I have just spent the best part of my Sunday evening writing a long article about the types of foods that contain hidden sugars, the foods that don't immediately jump out as being unhealthy or bad for your teeth. No matter how I wrote it I couldn't really shake off the feeling that it was coming over as one of those patronising 'health reports' in the press written by a 'dental expert' or 'health guru'. You know the one, "swap cereals for natural yoghurt and chia seeds', 'try cutting back on alcoholic drinks, tea and coffee', and my favourite 'switch your child from ice cream to a funky blend of coconut yoghurt and nut butter'. NO, my two children have really good diets and are very accepting of trying new things, but if you try to swap ice cream as a treat for coconut yoghurt they would quite likely stage the sort of protest not seen since the lockout.
It is totally unrealistic to expect everyone to switch to a diet of reconstituted cardboard and goji berries with a side helping of kale and a spinach smoothie. It is terribly unappealing and good luck convincing your friends that you are happy and fulfilled if that's all you are eating. Here was a great couple of images I came across online care of fitbit.
The intention here is fantastic, but I'm not here to preach to everyone that eating a smorgasbord of green leaves and seeds from the health food shop is going to turn your life around. In fact if all I ate for three days is what is in the above three images, then I think on the fourth day it is likely my diet would consist primarily of wagon wheels and monster munch, as I spectacularly fail in maintaining this near-godliness diet.
So instead of telling everybody that their favourite foods are junk, and offer up a selection of bland mediocre alternatives, I think it is better to just arm you with the method for assessing the foods you are eating.
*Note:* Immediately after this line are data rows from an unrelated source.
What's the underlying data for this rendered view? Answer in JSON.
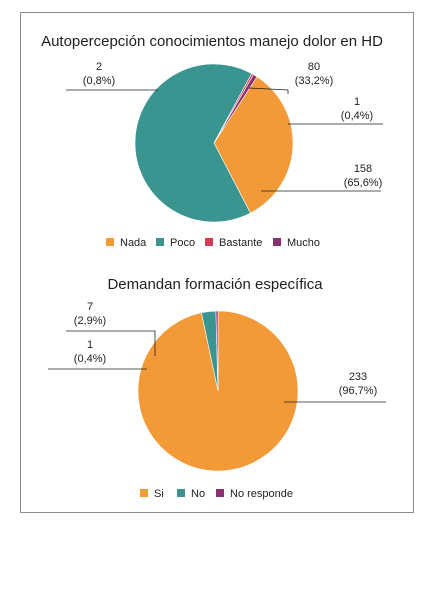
{
  "chart_data": [
    {
      "type": "pie",
      "title": "Autopercepción conocimientos manejo dolor en HD",
      "categories": [
        "Nada",
        "Poco",
        "Bastante",
        "Mucho"
      ],
      "values": [
        80,
        158,
        1,
        2
      ],
      "labels": [
        {
          "count": "80",
          "pct": "(33,2%)"
        },
        {
          "count": "158",
          "pct": "(65,6%)"
        },
        {
          "count": "1",
          "pct": "(0,4%)"
        },
        {
          "count": "2",
          "pct": "(0,8%)"
        }
      ],
      "colors": [
        "#f29a38",
        "#3a9590",
        "#d33a58",
        "#8b2f6e"
      ],
      "legend": "bottom"
    },
    {
      "type": "pie",
      "title": "Demandan formación específica",
      "categories": [
        "Si",
        "No",
        "No responde"
      ],
      "values": [
        233,
        7,
        1
      ],
      "labels": [
        {
          "count": "233",
          "pct": "(96,7%)"
        },
        {
          "count": "7",
          "pct": "(2,9%)"
        },
        {
          "count": "1",
          "pct": "(0,4%)"
        }
      ],
      "colors": [
        "#f29a38",
        "#3a9590",
        "#8b2f6e"
      ],
      "legend": "bottom"
    }
  ]
}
Enabling you to accurately analyse exactly what you are eating and drinking.
Lets look instead at the nutrition information. On every label they will tell you how much Sugar there is in 100g, and that's really easy to convert into a percentage if there is 31g sugar per 100g of product its 31%, so if a similar product has only 18g per 100g then it is only 18% sugar and would be less cariogenic (less likely to cause 'holes' in your teeth).
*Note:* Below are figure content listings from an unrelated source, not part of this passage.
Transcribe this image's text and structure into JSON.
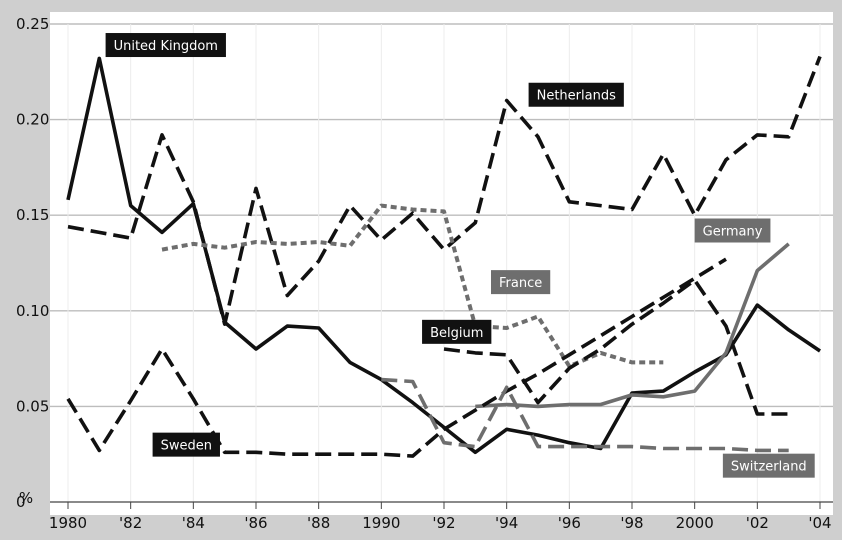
{
  "chart_data": {
    "type": "line",
    "title": "",
    "xlabel": "",
    "ylabel": "%",
    "xlim": [
      1980,
      2004
    ],
    "ylim": [
      0,
      0.25
    ],
    "grid": true,
    "colors": {
      "background": "#cfcfcf",
      "plot": "#ffffff",
      "black": "#111111",
      "gray": "#6e6e6e",
      "label_black": "#111111",
      "label_gray": "#6e6e6e"
    },
    "y_ticks": [
      {
        "value": 0,
        "label": "0"
      },
      {
        "value": 0.05,
        "label": "0.05"
      },
      {
        "value": 0.1,
        "label": "0.10"
      },
      {
        "value": 0.15,
        "label": "0.15"
      },
      {
        "value": 0.2,
        "label": "0.20"
      },
      {
        "value": 0.25,
        "label": "0.25"
      }
    ],
    "x_ticks": [
      {
        "value": 1980,
        "label": "1980"
      },
      {
        "value": 1982,
        "label": "'82"
      },
      {
        "value": 1984,
        "label": "'84"
      },
      {
        "value": 1986,
        "label": "'86"
      },
      {
        "value": 1988,
        "label": "'88"
      },
      {
        "value": 1990,
        "label": "1990"
      },
      {
        "value": 1992,
        "label": "'92"
      },
      {
        "value": 1994,
        "label": "'94"
      },
      {
        "value": 1996,
        "label": "'96"
      },
      {
        "value": 1998,
        "label": "'98"
      },
      {
        "value": 2000,
        "label": "2000"
      },
      {
        "value": 2002,
        "label": "'02"
      },
      {
        "value": 2004,
        "label": "'04"
      }
    ],
    "series": [
      {
        "name": "United Kingdom",
        "color": "black",
        "style": "solid",
        "x": [
          1980,
          1981,
          1982,
          1983,
          1984,
          1985,
          1986,
          1987,
          1988,
          1989,
          1990,
          1991,
          1992,
          1993,
          1994,
          1995,
          1996,
          1997,
          1998,
          1999,
          2000,
          2001,
          2002,
          2003,
          2004
        ],
        "y": [
          0.158,
          0.232,
          0.155,
          0.141,
          0.156,
          0.094,
          0.08,
          0.092,
          0.091,
          0.073,
          0.064,
          0.052,
          0.039,
          0.026,
          0.038,
          0.035,
          0.031,
          0.028,
          0.057,
          0.058,
          0.068,
          0.077,
          0.103,
          0.09,
          0.079
        ]
      },
      {
        "name": "Netherlands",
        "color": "black",
        "style": "dashed",
        "x": [
          1980,
          1981,
          1982,
          1983,
          1984,
          1985,
          1986,
          1987,
          1988,
          1989,
          1990,
          1991,
          1992,
          1993,
          1994,
          1995,
          1996,
          1997,
          1998,
          1999,
          2000,
          2001,
          2002,
          2003,
          2004
        ],
        "y": [
          0.144,
          0.141,
          0.138,
          0.192,
          0.157,
          0.093,
          0.164,
          0.108,
          0.126,
          0.155,
          0.137,
          0.151,
          0.132,
          0.146,
          0.21,
          0.191,
          0.157,
          0.155,
          0.153,
          0.182,
          0.15,
          0.179,
          0.192,
          0.191,
          0.233
        ]
      },
      {
        "name": "France",
        "color": "gray",
        "style": "dotted",
        "x": [
          1983,
          1984,
          1985,
          1986,
          1987,
          1988,
          1989,
          1990,
          1991,
          1992,
          1993,
          1994,
          1995,
          1996,
          1997,
          1998,
          1999
        ],
        "y": [
          0.132,
          0.135,
          0.133,
          0.136,
          0.135,
          0.136,
          0.134,
          0.155,
          0.153,
          0.152,
          0.092,
          0.091,
          0.097,
          0.071,
          0.078,
          0.073,
          0.073
        ]
      },
      {
        "name": "Belgium",
        "color": "black",
        "style": "dashed",
        "x": [
          1992,
          1993,
          1994,
          1995,
          1996,
          1997,
          1998,
          1999,
          2000,
          2001,
          2002,
          2003
        ],
        "y": [
          0.08,
          0.078,
          0.077,
          0.052,
          0.07,
          0.08,
          0.093,
          0.104,
          0.116,
          0.092,
          0.046,
          0.046
        ]
      },
      {
        "name": "Germany",
        "color": "gray",
        "style": "solid",
        "x": [
          1993,
          1994,
          1995,
          1996,
          1997,
          1998,
          1999,
          2000,
          2001,
          2002,
          2003
        ],
        "y": [
          0.05,
          0.051,
          0.05,
          0.051,
          0.051,
          0.056,
          0.055,
          0.058,
          0.078,
          0.121,
          0.135
        ]
      },
      {
        "name": "Sweden",
        "color": "black",
        "style": "dashed",
        "x": [
          1980,
          1981,
          1982,
          1983,
          1984,
          1985,
          1986,
          1987,
          1988,
          1989,
          1990,
          1991,
          1992,
          1993,
          1994,
          1995,
          1996,
          1997,
          1998,
          1999,
          2000,
          2001
        ],
        "y": [
          0.054,
          0.027,
          0.053,
          0.08,
          0.054,
          0.026,
          0.026,
          0.025,
          0.025,
          0.025,
          0.025,
          0.024,
          0.038,
          0.048,
          0.058,
          0.067,
          0.077,
          0.087,
          0.097,
          0.107,
          0.117,
          0.127
        ]
      },
      {
        "name": "Switzerland",
        "color": "gray",
        "style": "dashed",
        "x": [
          1990,
          1991,
          1992,
          1993,
          1994,
          1995,
          1996,
          1997,
          1998,
          1999,
          2000,
          2001,
          2002,
          2003
        ],
        "y": [
          0.064,
          0.063,
          0.031,
          0.029,
          0.06,
          0.029,
          0.029,
          0.029,
          0.029,
          0.028,
          0.028,
          0.028,
          0.027,
          0.027
        ]
      }
    ],
    "labels": [
      {
        "text": "United Kingdom",
        "series": "United Kingdom",
        "style": "black",
        "x": 1981.2,
        "y": 0.239
      },
      {
        "text": "Netherlands",
        "series": "Netherlands",
        "style": "black",
        "x": 1994.7,
        "y": 0.213
      },
      {
        "text": "Germany",
        "series": "Germany",
        "style": "gray",
        "x": 2000.0,
        "y": 0.142
      },
      {
        "text": "France",
        "series": "France",
        "style": "gray",
        "x": 1993.5,
        "y": 0.115
      },
      {
        "text": "Belgium",
        "series": "Belgium",
        "style": "black",
        "x": 1991.3,
        "y": 0.089
      },
      {
        "text": "Sweden",
        "series": "Sweden",
        "style": "black",
        "x": 1982.7,
        "y": 0.03
      },
      {
        "text": "Switzerland",
        "series": "Switzerland",
        "style": "gray",
        "x": 2000.9,
        "y": 0.019
      }
    ]
  }
}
How do you make a healthy choice in the breakfast cereal isle of the super market? Lets compare 4 popular brands of breakfast cereal and then look at one "healthy" alternative as a comparison.
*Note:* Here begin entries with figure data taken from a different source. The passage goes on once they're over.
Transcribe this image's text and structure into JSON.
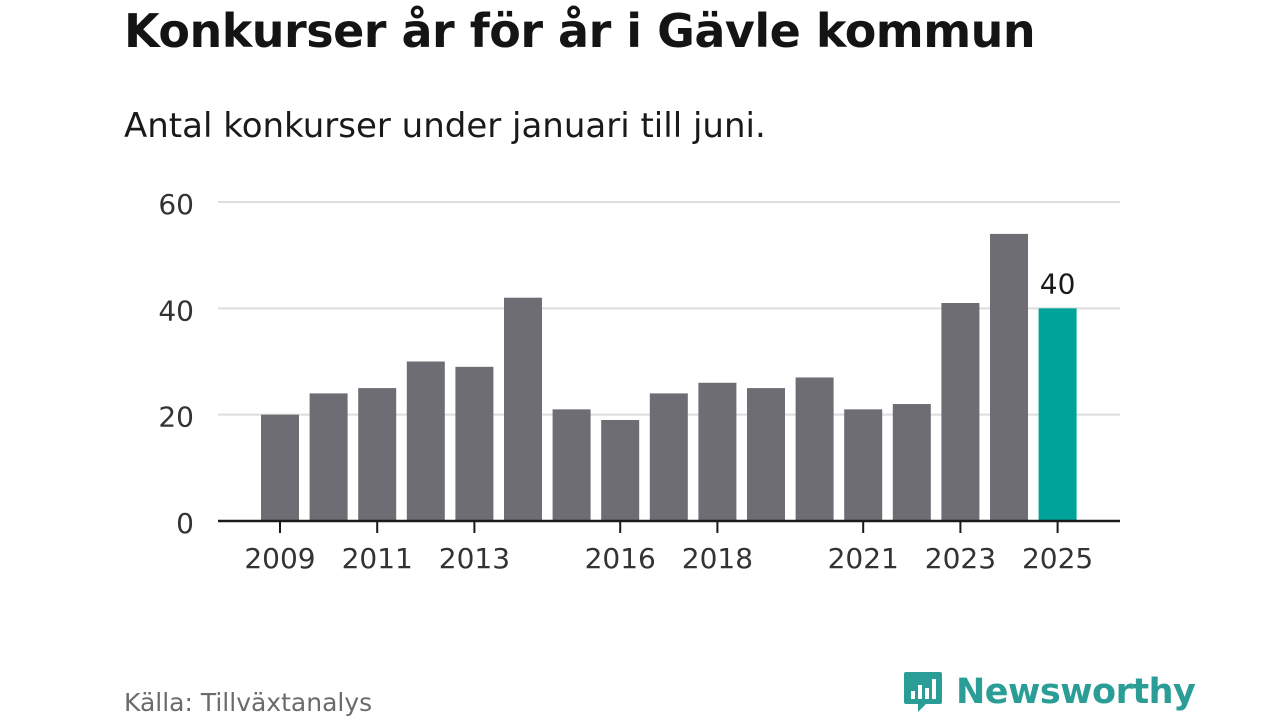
{
  "header": {
    "title": "Konkurser år för år i Gävle kommun",
    "subtitle": "Antal konkurser under januari till juni."
  },
  "footer": {
    "source": "Källa: Tillväxtanalys",
    "brand": "Newsworthy",
    "brand_icon": "bar-chart-speech-bubble-icon"
  },
  "colors": {
    "bar": "#6e6d73",
    "highlight": "#00a39a",
    "grid": "#dddddd",
    "axis": "#1a1a1a",
    "brand": "#2a9d96"
  },
  "chart_data": {
    "type": "bar",
    "categories": [
      "2009",
      "2010",
      "2011",
      "2012",
      "2013",
      "2014",
      "2015",
      "2016",
      "2017",
      "2018",
      "2019",
      "2020",
      "2021",
      "2022",
      "2023",
      "2024",
      "2025"
    ],
    "values": [
      20,
      24,
      25,
      30,
      29,
      42,
      21,
      19,
      24,
      26,
      25,
      27,
      21,
      22,
      41,
      54,
      40
    ],
    "highlight_index": 16,
    "highlight_label": "40",
    "x_tick_labels": [
      "2009",
      "2011",
      "2013",
      "2016",
      "2018",
      "2021",
      "2023",
      "2025"
    ],
    "y_ticks": [
      "0",
      "20",
      "40",
      "60"
    ],
    "ylim": [
      0,
      60
    ],
    "grid": true,
    "xlabel": "",
    "ylabel": ""
  }
}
By using the nutrition information we can compare each of them directly with each other to find the worst offender and the least damaging to the teeth. Also when we know that a spoon full of sugar equals roughly 4g we can work out the rough number of spoons in a serving.
Using the same test we can compare some common lunchbox snacks for school.
Using the same test we can compare some common drinks from the fridge in the supermarket.
So using this quick visual check of the nutrition information you can compare two products really easily, there are other things to consider obviously, and I'm not discounting making healthy changes to the diet. Making dramatic wholesale changes to the diet is probably not necessary, but making intelligent changes in certain areas might help to cut your risk of getting tooth decay.
If you see your dentist and they tell you that you have eight cavities and terribly worn teeth then dramatic changes may be necessary, but for most people being armed with the right technique to make a sensible change to the diet may be enough without resorting to the family being converted to the lastest 'paleo-ketogenic-raw diet' as promoted by this months beauty magazines.
Everything can be enjoyed, but in moderation. Incremental healthy changes to your diet can be helpful, but lets not throw the baby out with the bath water.